Wednesday, February 24, 2016

Leviathan Wakes

I picked this book up based on the growing amount of noise I was hearing about it - it was similar to the noise around A Game of Thrones that prompted me to start reading it. When everyone starts talking about it, it must be interesting. Also, the TV show was on its way.

It turns out it's pretty good, but no Game of Thrones. It borrows a little, stylistically, but it very much it's own story, with much less murky morality and complex characterisation. It's set in a technologically stagnant future, where humanity has colonised parts of the solar system, but isn't doing much to expand its domain, but rather is starting to look inward. It tells the tale of a few ordinary people put into extraordinary circumstances, and the huge consequences of their actions.

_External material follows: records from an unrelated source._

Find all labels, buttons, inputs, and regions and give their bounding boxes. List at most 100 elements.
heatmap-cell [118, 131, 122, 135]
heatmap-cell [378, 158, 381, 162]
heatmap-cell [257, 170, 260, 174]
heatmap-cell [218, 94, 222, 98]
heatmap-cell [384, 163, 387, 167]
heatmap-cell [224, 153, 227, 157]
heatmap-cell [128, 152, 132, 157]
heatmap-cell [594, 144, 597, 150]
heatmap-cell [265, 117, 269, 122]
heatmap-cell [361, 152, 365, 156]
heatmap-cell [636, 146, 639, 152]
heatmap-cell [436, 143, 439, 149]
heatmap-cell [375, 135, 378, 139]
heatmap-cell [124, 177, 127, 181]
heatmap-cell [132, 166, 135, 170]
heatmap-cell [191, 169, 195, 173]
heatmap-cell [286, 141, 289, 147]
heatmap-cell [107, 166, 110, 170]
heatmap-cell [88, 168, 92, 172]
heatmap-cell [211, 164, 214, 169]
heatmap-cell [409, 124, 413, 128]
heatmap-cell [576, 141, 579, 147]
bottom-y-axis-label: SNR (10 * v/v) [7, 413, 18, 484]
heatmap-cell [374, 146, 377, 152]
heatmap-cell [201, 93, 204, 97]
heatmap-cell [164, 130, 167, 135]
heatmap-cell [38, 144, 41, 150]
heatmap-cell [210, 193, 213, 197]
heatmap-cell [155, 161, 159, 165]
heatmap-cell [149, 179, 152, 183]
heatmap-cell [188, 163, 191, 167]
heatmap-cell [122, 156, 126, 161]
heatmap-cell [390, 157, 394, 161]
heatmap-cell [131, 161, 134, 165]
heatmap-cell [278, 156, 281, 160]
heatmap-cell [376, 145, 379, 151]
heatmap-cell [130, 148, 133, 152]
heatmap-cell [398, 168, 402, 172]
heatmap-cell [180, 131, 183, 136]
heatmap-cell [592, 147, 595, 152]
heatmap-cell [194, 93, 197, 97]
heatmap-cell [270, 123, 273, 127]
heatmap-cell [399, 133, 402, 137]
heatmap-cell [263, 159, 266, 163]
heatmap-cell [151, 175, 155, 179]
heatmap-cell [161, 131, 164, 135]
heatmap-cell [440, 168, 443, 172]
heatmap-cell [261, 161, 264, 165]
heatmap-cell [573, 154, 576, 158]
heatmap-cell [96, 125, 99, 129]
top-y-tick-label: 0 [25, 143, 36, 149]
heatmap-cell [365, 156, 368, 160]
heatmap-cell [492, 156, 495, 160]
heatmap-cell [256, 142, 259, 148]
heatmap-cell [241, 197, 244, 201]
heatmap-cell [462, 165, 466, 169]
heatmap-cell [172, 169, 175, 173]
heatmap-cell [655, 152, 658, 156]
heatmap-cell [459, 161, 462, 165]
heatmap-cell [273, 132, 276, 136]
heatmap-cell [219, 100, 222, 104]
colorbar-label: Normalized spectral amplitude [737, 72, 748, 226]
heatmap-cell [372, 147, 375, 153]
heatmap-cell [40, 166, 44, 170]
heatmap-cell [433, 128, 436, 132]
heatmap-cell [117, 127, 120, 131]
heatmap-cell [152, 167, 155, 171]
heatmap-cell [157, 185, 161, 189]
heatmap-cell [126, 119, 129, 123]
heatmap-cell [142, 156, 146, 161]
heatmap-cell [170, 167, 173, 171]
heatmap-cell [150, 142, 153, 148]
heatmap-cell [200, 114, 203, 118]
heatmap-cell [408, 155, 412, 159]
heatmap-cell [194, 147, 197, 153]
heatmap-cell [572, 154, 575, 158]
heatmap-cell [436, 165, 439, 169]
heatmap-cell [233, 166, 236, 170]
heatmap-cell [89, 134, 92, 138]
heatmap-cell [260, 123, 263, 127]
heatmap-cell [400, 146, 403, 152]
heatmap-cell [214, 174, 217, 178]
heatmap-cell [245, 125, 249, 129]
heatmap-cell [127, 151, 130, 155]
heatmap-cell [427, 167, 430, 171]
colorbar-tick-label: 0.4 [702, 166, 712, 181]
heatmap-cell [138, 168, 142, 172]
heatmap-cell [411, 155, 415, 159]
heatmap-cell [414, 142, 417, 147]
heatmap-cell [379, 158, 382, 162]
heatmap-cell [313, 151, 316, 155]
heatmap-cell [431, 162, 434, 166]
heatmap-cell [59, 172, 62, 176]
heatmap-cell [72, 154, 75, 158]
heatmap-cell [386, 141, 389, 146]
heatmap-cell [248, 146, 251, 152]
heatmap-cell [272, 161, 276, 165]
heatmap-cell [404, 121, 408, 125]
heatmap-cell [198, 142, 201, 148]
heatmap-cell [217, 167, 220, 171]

In this first book of the series, there are really only two viewpoint characters - Holden, the naive and idealistic first officer of as ice transport ship; and Miller, the jaded and very film noir detective working for a private corporation on the asteroid Ceres. It's a fast paced book - I kept being surprised as I read it that there was so much still left to read, since a solid novel's worth of plot had been unpacked before the book was half-way done. The worldbuilding was excellent - it is a complex world but everything holds together and makes sense. Through it you can clearly see the things we did wrong in our time that led to this rather disappointing future.

It's not A Game of Thrones, but it's worth a read. It sets up a very interesting situation for the following novels in the series, so I'll be interested to see where it goes.